作者
Dongwoo Kim,Hae Young Ko,Jee-In Chung,Yongmin Mason Park,Sangwon Lee,Seon Yoo Kim,Ji Su Kim,Joong‐Hyun Chun,Kwan Hee Han,Misu Lee,Yeon Ha Ju,Sun Jun Park,Ki Duk Park,Min‐Ho Nam,Se Hoon Kim,Jin‐Kyoung Shim,Young Joo Park,Hyunkeong Lim,J. Park,Hyun‐Jin Kim,Suhyun Kim,Uiyeol Park,Hoon Ryu,So Yun Lee,Sunghyouk Park,Seok‐Gu Kang,Jong Hee Chang,C. Justin Lee,Mijin Yun
摘要
Abstract Background Reactive astrogliosis is a hallmark of various brain pathologies, including neurodegenerative diseases and glioblastomas. However, the specific intermediate metabolites contributing to reactive astrogliosis remain unknown. This study investigated how glioblastomas induce reactive astrogliosis in the neighboring microenvironment and explores 11C-acetate PET as an imaging technique for detecting reactive astrogliosis. Methods Through in vitro, mouse models, and human tissue experiments, we examined the association between elevated 11C-acetate uptake and reactive astrogliosis in gliomas. We explored acetate from glioblastoma cells, which triggers reactive astrogliosis in neighboring astrocytes by upregulating MAO-B and MCT1 expression.

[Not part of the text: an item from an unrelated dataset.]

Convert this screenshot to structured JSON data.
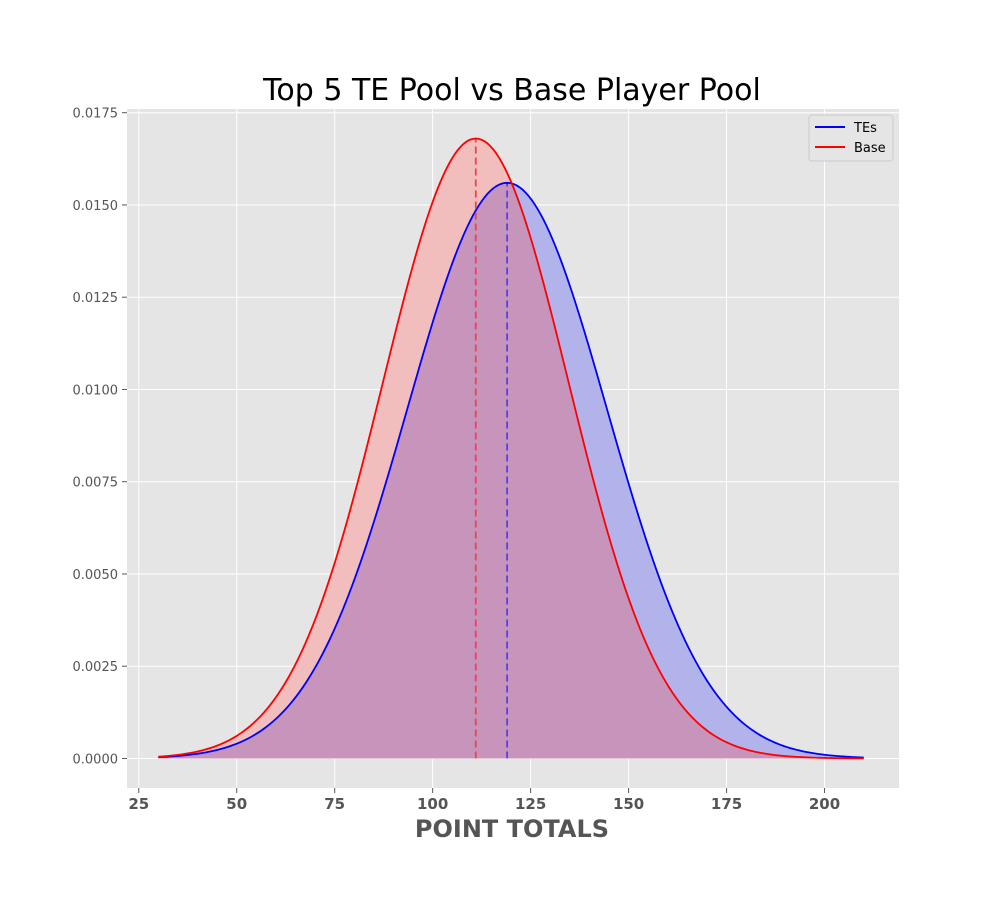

We evaluated the presence of cancer stem cells in the reactive astrogliosis region of glioblastomas and assessed the correlation between the volume of 11C-acetate uptake beyond MRI and prognosis. Results Elevated 11C-acetate uptake is associated with reactive astrogliosis and astrocytic MCT1 in the periphery of glioblastomas in human tissues and mouse models. Glioblastoma cells exhibit increased acetate production as a result of glucose metabolism, with subsequent secretion of acetate. Acetate derived from glioblastoma cells induces reactive astrogliosis in neighboring astrocytes by increasing the expression of MAO-B and MCT1. We found cancer stem cells within the reactive astrogliosis at the tumor periphery. Consequently, a larger volume of 11C-acetate uptake beyond contrast-enhanced MRI was associated with worse prognosis. Conclusion Our results highlight the role of acetate derived from glioblastoma cells in inducing reactive astrogliosis and underscore the potential value of 11C-acetate PET as an imaging technique for detecting reactive astrogliosis, offering important implications for the diagnosis and treatment of glioblastomas.